- Directed by: Alison Thompson
- Produced by: Oscar Gubernati
- Starring: A.P. Darmedesa Bruce French Oscar Gubernati Donny Paterson Alison Thompson
- Cinematography: Sunil Elvitigala Marco Franzoni
- Edited by: Cedar Daniels Peter Demas
- Music by: Mario Grigorov Jaron Lanier
- Distributed by: Arts Alliance America
- Release date: 2007;
- Running time: 94 minutes
- Countries: United States Sri Lanka
- Language: English

= The Third Wave (2007 film) =

The Third Wave was a film shot in Sri Lanka following the 2004 Indian Ocean earthquake. It was directed by Alison Thompson and produced by Oscar Gubernati.

==Plot==
After the 2004 Asian tsunami disaster, four independent volunteers, with little money and no experience, race off to volunteer in tsunami ravaged Sri Lanka. They meet up by fate at the Colombo airport and form a volunteer team. They rent a van, fill it with supplies and start driving down the coast to see where they can help. They stumble into a tribal village called Peraliya, which has been destroyed by a forty-foot wave. During the time the wave hit Peraliya, a train called "The Queen of the Sea" was passing by and was washed away killing over 2,500 passengers and villagers. The four volunteers set up a first aid station and found themselves in charge of running a refugee camp with over 3,000 people. Their initial two week journey turns into a year long odyssey of heartbreak and hope as the villagers turn against them when donated tsunami relief money does not materialize. The volunteers concentrate on the bigger picture and break every rule in the 'Disaster Aid Books'.

==Release==
The Third Wave first premiered at the 2007 Tribeca Film Festival in New York.
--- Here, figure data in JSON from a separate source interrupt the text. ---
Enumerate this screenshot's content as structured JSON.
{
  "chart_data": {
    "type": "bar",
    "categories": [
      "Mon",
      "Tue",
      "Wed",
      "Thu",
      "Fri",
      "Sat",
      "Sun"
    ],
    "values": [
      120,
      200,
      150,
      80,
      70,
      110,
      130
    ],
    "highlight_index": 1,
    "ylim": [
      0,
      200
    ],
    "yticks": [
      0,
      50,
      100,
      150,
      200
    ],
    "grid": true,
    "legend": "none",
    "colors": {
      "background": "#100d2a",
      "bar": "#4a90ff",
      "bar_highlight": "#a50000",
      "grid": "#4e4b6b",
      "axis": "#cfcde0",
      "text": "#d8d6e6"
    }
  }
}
In 2008 Sean Penn came aboard as Executive Producer and it screened in the first ever Presidential jury screening at the 2008 Cannes Film Festival. The Third Wave has been an official selection of the Tokyo International Film Festival, Sydney International Film Festival, Denver Film Festival, Monaco Charity Film Festival, South Asian International Film Festival and City of Angels Film Festival in Los Angeles.